Für Rita Weißenberg bedeutete die Arbeit für VHS und Bibliothek immer Veränderung. Sie übergibt den Lerntreff, der sich gerade in der Umstrukturierung befindet. Ab September stehen Teilnehmern hier virtuelle Brillen zur Verfügung, um Sachgebiete zu erkunden.
In ihrer Zeit war Rita Weißenberg die Vernetzung mit anderen Weiterbildungseinrichtungen in Europa wichtig. Dazu zählte der Aufbau des Frauenbüros und des Königsborner Ein-Eltern-Projekt.
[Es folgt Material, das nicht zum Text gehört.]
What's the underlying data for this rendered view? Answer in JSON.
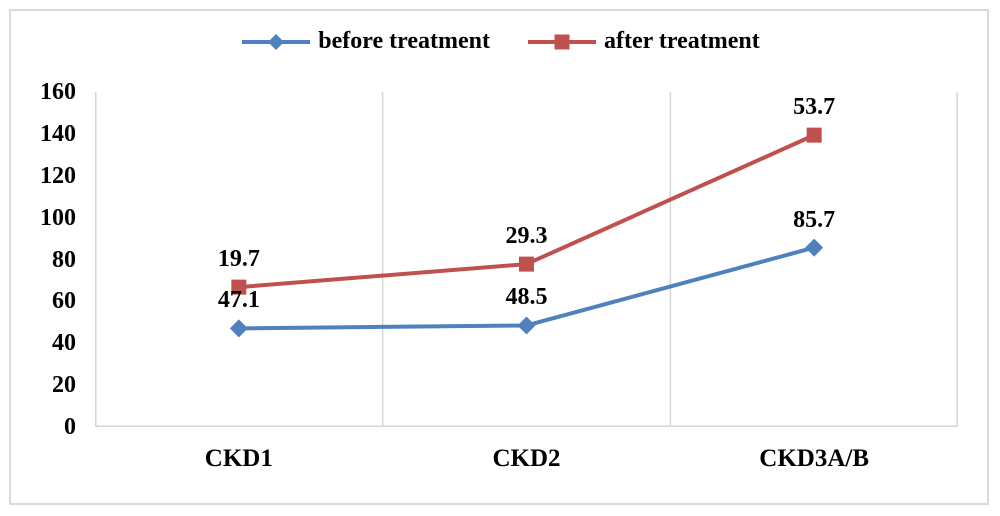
{
  "chart_data": {
    "type": "line",
    "title": "",
    "xlabel": "",
    "ylabel": "",
    "categories": [
      "CKD1",
      "CKD2",
      "CKD3A/B"
    ],
    "series": [
      {
        "name": "before treatment",
        "color": "#4f81bd",
        "marker": "diamond",
        "values": [
          47.1,
          48.5,
          85.7
        ],
        "plotted_values": [
          47.1,
          48.5,
          85.7
        ]
      },
      {
        "name": "after treatment",
        "color": "#c0504d",
        "marker": "square",
        "values": [
          19.7,
          29.3,
          53.7
        ],
        "plotted_values": [
          66.8,
          77.8,
          139.4
        ]
      }
    ],
    "ylim": [
      0,
      160
    ],
    "yticks": [
      0,
      20,
      40,
      60,
      80,
      100,
      120,
      140,
      160
    ],
    "stacking": "after-treatment line is plotted cumulatively (before + after); data labels show per-series values",
    "data_labels_position": "above markers",
    "legend_position": "top-center",
    "grid": "vertical category separators only, no horizontal gridlines",
    "axis_color": "#d6d6d6",
    "text_color": "#000000",
    "frame_border_color": "#d9d9d9"
  }
}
„Ein Frauenhaus einzurichten stieß auf viel Unverständnis.“ Ebenso die Einführung von Frauenparkplätzen, heute selbstverständlich. „Es gab immer die Situation, dass ich etwas aufgebaut habe.“
Ihre Maxime war „nicht zurücklehnen, sondern genau auf die Entwicklungen schauen.“ Das Angebot muss aktuell bleiben. Bewährtes wusste Rita Weißenberg zu erhalten: Etwa die Bibliothek im Schulzentrum Süd. Umstritten war das Thema, aber die Einschätzung „Lernort Schule braucht einen Bildungs- und Verweilort“ setzte sich durch.
Frauenstraße 24
Ihr Bereich umfasste auch die VHS-Nebenstellen in Fröndenberg und Holzwickede. Die Entwicklung aller drei VHS-Einrichtungen im Blick zu haben betrachtete Rita Weißenberg als zusätzliche Herausforderung. Bei der Vielfalt an Aufgaben fand sie wenig Zeit für Hobbys. Das kann sich jetzt ändern. Zwei Söhne stehen kurz vor Abschluss ihrer Berufsausbildung. „Ich weiß, dass ich an mehreren Stellen was machen werde. Zunächst sei sie im Kräutergarten im Kurpark Königsborn eingestiegen. An ihrem Wohnort in Lünern gibt es zudem einige Inititaiven, die aus dem Forum Generationen entstanden und die sie gerne unterstützen möchte. Dazu könnte der Verkauf im Dorfladen gehören oder die Mitarbeit im „Sonntags-Café“, das derzeit von der Viruskrise hart getroffen ist.
Aber ein Projekt liegt Rita Weißenberg besonders am Herzen. An ihren Studienort Münster möchte sie gehen und an einem Buch mitschreiben. Thema: „Frauenstraße 24“. Ein Haus, dass in den 70er Jahren besetzt wurde und sich zum Kulturzentrum entwickelt hat. Interviews mit „Zeitzeugen“ möchte Rita Weißenberg führen, wie damals mit den Kumpels. Mit dem Buch könnte sich der Wirkungskreis der Selmerin, die in Unna für Volkshochschule, Gleichstellung, Lichtkunst und zib steht, schließen.